PER APPROFONDIRE: aiuti, controlli, maltempo
Buongiorno Direttore,
mi riferisco all'appello Aiutiamoli (preferisco Aiutiamoci) in favore dei territori delle nostre montagne. Mi scusi per la franchezza ma, visti i fallimenti nelle gestioni dei soldi generosamente versati dai cittadini, che non si sa mai in quali tasche finiscano e considerato che questa volta le tragedie colpiscono l'intera Italia, preferisco aiutare persone bisognose di mia conoscenza, brevi mano. Ritengo in tal modo protestare contro gli approfittatori, gli ingordi e gli insaziabili, di cui siamo pieni.

Gianfranco Schiavo
Padova


Caro lettore,
lei è naturalmente libero di aiutare chi vuole.
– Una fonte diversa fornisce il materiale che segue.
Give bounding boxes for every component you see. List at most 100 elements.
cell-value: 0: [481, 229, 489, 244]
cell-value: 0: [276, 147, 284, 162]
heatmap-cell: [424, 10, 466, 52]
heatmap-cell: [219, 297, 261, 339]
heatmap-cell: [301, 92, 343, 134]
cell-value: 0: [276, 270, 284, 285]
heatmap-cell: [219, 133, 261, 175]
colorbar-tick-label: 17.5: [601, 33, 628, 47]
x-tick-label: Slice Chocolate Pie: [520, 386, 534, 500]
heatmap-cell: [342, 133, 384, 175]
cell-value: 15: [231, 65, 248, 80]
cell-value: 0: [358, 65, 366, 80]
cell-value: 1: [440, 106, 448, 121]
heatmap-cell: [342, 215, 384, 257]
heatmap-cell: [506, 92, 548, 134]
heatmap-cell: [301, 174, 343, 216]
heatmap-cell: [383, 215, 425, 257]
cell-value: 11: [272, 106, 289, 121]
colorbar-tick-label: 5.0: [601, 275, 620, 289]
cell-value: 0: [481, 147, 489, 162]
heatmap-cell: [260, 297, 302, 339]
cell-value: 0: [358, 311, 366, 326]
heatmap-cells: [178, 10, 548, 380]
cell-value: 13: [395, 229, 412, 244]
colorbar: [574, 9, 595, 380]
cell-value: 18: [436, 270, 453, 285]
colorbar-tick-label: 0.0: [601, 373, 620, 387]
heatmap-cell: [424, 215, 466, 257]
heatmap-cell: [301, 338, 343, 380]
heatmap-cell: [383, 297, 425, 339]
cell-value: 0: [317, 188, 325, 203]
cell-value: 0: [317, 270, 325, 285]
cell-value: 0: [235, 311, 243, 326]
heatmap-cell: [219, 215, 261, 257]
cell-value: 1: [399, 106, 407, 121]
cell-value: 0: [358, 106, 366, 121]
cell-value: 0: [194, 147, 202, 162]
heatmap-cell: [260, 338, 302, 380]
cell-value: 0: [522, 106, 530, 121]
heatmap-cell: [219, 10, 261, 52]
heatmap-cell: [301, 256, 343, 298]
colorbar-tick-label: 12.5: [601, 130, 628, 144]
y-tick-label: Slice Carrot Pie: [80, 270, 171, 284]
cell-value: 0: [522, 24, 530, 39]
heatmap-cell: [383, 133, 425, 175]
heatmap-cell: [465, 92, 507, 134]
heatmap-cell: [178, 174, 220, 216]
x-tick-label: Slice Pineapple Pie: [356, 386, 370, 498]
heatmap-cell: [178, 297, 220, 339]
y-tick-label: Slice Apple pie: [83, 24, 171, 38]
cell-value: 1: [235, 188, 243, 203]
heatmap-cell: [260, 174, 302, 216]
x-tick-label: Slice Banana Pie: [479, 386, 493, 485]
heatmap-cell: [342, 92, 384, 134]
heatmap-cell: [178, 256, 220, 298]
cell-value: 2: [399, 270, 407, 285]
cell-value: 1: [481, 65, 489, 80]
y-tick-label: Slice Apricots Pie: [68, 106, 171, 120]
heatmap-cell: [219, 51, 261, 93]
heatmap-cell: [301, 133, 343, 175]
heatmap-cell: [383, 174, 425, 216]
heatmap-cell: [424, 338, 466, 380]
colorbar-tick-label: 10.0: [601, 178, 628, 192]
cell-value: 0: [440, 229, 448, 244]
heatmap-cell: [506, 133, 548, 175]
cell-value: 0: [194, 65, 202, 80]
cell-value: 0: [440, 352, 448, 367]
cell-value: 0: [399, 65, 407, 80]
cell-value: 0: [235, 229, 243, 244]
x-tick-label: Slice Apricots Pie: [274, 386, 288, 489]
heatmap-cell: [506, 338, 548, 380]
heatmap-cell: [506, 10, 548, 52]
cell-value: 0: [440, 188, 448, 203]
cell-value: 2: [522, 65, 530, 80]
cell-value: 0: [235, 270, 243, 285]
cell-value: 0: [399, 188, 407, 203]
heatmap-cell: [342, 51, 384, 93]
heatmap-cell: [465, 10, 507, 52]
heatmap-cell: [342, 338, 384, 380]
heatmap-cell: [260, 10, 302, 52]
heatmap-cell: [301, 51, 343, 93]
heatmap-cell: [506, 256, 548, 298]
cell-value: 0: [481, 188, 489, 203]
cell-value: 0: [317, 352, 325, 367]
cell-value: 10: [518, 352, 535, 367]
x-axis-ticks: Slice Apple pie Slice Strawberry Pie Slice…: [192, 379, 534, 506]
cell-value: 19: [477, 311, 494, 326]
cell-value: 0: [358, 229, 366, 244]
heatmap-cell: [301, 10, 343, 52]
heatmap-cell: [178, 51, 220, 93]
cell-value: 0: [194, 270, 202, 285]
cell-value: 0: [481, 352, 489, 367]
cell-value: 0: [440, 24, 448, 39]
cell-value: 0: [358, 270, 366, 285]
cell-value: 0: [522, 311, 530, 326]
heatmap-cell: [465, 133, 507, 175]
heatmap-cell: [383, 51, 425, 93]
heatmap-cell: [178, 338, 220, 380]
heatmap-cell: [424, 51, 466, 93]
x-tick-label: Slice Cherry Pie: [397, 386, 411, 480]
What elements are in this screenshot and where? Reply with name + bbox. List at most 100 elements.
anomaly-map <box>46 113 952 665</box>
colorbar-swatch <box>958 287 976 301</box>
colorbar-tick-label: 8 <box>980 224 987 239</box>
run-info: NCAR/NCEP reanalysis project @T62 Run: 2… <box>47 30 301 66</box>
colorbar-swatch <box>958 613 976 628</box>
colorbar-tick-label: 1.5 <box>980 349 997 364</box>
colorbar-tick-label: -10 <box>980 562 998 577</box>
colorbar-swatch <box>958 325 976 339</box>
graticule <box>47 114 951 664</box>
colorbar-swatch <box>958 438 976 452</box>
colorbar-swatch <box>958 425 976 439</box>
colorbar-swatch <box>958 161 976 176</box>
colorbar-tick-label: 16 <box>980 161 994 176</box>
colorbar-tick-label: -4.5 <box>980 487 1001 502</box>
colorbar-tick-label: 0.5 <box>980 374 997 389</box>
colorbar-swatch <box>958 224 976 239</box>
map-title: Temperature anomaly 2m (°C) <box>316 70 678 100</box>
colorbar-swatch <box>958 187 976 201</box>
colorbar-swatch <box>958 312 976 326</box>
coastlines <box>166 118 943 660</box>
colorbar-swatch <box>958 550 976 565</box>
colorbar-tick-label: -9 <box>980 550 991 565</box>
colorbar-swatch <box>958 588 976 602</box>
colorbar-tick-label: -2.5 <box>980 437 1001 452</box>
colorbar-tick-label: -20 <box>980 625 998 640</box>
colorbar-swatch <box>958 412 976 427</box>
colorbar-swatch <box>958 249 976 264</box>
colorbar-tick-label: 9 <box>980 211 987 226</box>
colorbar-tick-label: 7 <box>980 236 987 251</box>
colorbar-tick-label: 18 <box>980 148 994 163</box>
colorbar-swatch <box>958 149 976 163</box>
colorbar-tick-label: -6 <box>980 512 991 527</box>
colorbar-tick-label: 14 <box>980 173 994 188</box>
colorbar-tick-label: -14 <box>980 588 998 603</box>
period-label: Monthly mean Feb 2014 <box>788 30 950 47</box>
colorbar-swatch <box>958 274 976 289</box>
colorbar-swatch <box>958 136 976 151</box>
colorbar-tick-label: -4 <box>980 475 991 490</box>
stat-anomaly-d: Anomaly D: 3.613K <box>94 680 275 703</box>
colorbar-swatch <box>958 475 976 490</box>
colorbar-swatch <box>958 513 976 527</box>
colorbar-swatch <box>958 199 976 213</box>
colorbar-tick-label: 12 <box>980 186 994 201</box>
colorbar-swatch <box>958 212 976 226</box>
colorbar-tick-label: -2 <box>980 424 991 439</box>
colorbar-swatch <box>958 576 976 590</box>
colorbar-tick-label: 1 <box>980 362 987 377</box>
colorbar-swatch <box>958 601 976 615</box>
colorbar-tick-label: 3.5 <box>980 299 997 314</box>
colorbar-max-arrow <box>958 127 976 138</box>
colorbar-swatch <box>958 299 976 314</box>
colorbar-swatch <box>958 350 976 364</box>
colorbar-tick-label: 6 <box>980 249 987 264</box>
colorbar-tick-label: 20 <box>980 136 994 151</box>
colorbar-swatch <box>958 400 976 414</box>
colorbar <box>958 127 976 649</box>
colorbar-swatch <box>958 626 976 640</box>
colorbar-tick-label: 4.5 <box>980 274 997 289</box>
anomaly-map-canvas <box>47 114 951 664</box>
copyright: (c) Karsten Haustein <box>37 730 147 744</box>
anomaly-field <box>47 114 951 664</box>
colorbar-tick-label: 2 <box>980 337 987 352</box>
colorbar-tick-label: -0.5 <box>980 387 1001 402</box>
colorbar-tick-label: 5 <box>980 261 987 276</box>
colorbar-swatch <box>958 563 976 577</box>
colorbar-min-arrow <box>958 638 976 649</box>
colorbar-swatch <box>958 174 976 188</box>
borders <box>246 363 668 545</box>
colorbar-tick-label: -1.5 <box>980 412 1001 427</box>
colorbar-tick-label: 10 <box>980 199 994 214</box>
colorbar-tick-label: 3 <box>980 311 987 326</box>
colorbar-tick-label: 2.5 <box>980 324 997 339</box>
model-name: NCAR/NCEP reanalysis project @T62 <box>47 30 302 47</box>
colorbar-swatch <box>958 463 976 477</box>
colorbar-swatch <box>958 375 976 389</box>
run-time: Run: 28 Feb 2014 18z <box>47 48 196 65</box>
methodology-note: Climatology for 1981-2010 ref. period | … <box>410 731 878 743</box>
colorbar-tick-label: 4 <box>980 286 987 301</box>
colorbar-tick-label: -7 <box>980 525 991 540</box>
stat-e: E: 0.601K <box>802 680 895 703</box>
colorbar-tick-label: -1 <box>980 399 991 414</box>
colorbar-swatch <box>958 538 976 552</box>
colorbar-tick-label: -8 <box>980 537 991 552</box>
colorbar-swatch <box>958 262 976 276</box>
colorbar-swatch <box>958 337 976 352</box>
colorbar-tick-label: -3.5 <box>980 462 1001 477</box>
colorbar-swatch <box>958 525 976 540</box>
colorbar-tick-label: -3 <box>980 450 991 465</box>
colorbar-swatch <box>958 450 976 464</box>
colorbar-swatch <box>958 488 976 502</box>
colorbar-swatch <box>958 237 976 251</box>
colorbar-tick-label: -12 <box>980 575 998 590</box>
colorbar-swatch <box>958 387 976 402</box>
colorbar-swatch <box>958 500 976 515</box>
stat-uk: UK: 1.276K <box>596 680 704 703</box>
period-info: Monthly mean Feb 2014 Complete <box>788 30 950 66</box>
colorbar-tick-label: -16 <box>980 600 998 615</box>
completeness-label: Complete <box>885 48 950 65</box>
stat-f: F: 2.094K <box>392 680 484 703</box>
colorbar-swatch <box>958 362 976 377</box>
E di farlo come vuole. Noi siamo convinti che le persone colpite e martoriate nei giorni scorsi da eventi atmosferici eccezionali abbiano bisogno della vicinanza concreta di tutti e continueremo quindi a pubblicare il numero verde (con l'invito: Aiutiamoli) confidando nella tradizionale generosità e umanità delle nostre genti. Cercheremo anche di vigilare fino a quando i soldi raccolti siano stati effettivamente destinati alle persone e alle comunità che ne avevano bisogno e non siano invece finiti nelle tasche di qualcuno dei soliti furbi. Ma ci sono momenti in cui la solidarietà viene prima di tutto. Il celebre medico-filantropo Albert Schweitzer diceva: «Qualsiasi persona a cui è stato risparmiato il dolore personale deve sentirsi chiamata per aiutare a diminuire quello degli altri». Questo credo sia uno dei momenti in cui è bene ricordarsene. Senza se e senza ma.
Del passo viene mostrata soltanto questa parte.